Senators have called for more studies on approaches to hold public officials more accountable as a way to curtail wasteful expenditure of taxpayers’ money.
Senators have called for more studies on approaches to hold public officials more accountable as a way to curtail wasteful expenditure of taxpayers’ money.
The lawmakers said this on Tuesday as the senatorial Standing Committee on Economic Development dissected the 2013/14 Auditor-General’s report.
The senators raised concerns over the major public institutions, some of which take the lion’s share of Budget Allocations, yet continue to be debt- and loss-ridden.
The institutions in question, as reported by the AG, include Rwanda Social Security Board, former Electricity, Water and Sanitation Authority (EWSA), Rwanda Revenue Authority, ONATRACOM and Rwanda Broadcasting Agency.
According to the report, of the 131 public entities audited, only 36 per cent recorded a clean audit opinion, an increase of two per cent from the previous report.
However, Senator Laurent Nkusi, a member of the committee, challenged what the report termed improvement in an area of auditing arguing that some institutions received undeserving clean audits.
"Previously, we agreed as senators that there is a need to have a clean audit report within and outside institutions,” he said, citing a case of the Finance and Economic Planning ministry that had a clean audit report as an institution but failed to have one as the Treasury.
‘Inept boards’
Nkusi also criticised boards of directors for institutions, saying that the primary role of these boards was that of oversight yet they are seemingly "dysfunctional.”
According to the senator, the dormancy of the boards has caused loss of billions of francs in some of the institutions, mostly RSSB, which, according to report, is accountable for more than Rwf.27 billion in wasteful expenditure and losses.
"We will have to do an interactive assessment that will enable us to do a prospective analysis in a bid to make informed recommendations and proper orientation for these institutions,” Nkusi added.
The senators raised concerns over RSSB housing projects with low or no occupation rate, mostly for infrastructure that were built in remote areas of the country.
They were reacting mainly to the so-called ‘pension plazas’ that have been built in different towns in the country.
"Some of these complexes like in Karongi, Musanze and Rwamagana districts have no tenants, yet government spent billions of francs on them. Although the question remains on who should take the blame, it shows that inadequate feasibility studies are done prior to such investments,” Senator Evariste Bizimana said.

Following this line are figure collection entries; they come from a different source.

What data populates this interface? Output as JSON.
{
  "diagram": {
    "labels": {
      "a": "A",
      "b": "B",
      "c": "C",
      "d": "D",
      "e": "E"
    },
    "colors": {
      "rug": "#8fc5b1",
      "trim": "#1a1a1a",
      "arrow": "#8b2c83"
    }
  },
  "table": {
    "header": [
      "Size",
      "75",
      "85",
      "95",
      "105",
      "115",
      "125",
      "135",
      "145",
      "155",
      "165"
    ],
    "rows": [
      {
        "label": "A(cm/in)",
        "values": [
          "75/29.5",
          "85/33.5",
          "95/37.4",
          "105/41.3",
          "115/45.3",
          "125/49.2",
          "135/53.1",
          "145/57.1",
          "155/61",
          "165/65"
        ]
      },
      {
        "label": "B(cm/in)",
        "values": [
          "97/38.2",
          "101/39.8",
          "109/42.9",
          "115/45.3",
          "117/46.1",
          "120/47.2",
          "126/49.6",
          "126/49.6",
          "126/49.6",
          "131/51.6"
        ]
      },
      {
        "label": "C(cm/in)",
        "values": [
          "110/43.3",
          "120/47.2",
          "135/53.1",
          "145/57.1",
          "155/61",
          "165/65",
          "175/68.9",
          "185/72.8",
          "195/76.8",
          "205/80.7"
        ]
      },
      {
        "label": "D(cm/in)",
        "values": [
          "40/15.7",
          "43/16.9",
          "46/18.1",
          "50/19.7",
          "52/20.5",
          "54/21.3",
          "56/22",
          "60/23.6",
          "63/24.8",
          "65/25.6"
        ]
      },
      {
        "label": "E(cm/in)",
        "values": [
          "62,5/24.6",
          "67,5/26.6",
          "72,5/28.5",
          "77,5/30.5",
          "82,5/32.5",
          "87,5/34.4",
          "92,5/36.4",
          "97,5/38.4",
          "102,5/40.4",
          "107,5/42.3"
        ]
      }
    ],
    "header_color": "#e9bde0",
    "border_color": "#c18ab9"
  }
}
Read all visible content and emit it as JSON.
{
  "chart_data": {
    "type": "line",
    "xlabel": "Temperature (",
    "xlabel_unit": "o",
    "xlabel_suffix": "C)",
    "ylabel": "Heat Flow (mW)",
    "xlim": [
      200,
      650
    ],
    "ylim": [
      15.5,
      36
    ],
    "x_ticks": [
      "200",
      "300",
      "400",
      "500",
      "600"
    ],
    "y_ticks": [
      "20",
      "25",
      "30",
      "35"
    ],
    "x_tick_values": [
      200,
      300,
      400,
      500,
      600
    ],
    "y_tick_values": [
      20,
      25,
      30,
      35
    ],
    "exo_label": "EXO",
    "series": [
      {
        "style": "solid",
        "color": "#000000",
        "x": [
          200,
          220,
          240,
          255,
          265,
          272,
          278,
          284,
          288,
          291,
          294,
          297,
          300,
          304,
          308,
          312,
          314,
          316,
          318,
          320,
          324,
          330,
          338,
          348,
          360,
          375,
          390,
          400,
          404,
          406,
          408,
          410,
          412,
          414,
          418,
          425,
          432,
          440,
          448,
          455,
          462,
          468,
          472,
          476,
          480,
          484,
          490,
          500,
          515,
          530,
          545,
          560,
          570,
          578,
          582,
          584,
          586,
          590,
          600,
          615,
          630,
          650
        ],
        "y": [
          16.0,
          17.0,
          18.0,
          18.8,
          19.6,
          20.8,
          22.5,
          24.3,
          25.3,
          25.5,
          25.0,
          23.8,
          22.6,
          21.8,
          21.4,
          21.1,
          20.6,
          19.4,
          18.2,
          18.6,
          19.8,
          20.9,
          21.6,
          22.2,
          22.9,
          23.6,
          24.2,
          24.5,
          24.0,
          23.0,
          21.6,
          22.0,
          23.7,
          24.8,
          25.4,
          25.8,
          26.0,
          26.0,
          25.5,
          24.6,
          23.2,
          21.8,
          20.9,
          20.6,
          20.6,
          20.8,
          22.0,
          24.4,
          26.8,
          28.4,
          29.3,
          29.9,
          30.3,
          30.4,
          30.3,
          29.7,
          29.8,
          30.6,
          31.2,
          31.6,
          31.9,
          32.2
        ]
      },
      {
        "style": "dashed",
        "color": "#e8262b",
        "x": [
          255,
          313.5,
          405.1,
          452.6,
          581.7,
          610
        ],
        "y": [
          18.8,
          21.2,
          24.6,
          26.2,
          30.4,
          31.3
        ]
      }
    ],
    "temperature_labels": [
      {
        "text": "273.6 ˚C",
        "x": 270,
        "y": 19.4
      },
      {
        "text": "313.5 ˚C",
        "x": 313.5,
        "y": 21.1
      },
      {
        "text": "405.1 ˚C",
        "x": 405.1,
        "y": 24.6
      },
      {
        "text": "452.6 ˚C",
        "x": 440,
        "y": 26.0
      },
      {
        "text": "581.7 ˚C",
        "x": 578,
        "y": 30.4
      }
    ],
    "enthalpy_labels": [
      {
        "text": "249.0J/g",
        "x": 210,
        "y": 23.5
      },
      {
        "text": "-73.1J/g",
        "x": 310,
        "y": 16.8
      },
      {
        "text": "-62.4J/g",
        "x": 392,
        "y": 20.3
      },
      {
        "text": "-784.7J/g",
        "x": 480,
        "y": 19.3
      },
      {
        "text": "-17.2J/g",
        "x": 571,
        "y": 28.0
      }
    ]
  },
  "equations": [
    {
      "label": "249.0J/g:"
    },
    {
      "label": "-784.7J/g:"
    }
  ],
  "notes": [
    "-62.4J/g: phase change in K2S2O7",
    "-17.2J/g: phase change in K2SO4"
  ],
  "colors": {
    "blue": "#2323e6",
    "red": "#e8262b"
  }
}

For residential units, Bizimana said the main beneficiaries to RSSB housing projects should be public servants, although this has not been the case due to prohibitive rent in many of RSSB housing projects.
The AG, in compiling the 2013/14 report, for the first time, audited the pension body following uproars by members of the public and legislators that the board, entrusted with a lot of funds, was never audited.
Among others, the report noted that there are various cases where RSSB had not been able to recover loans granted or proceeds from disposal of assets with potential loss of funds totaling Rwf16.6 billion.
In a recent interview with The New Times, the Director-General of RSSB, Jonathan Gatera, said there were some governance issues but insisted they were being addressed such as involving board of directors in all investment decisions.
"However, the investment made not make any losses as reported; the issue was investments made that take long to provide returns and payment from certain sales that had not yet been received at the time of the audit,” Gatera said.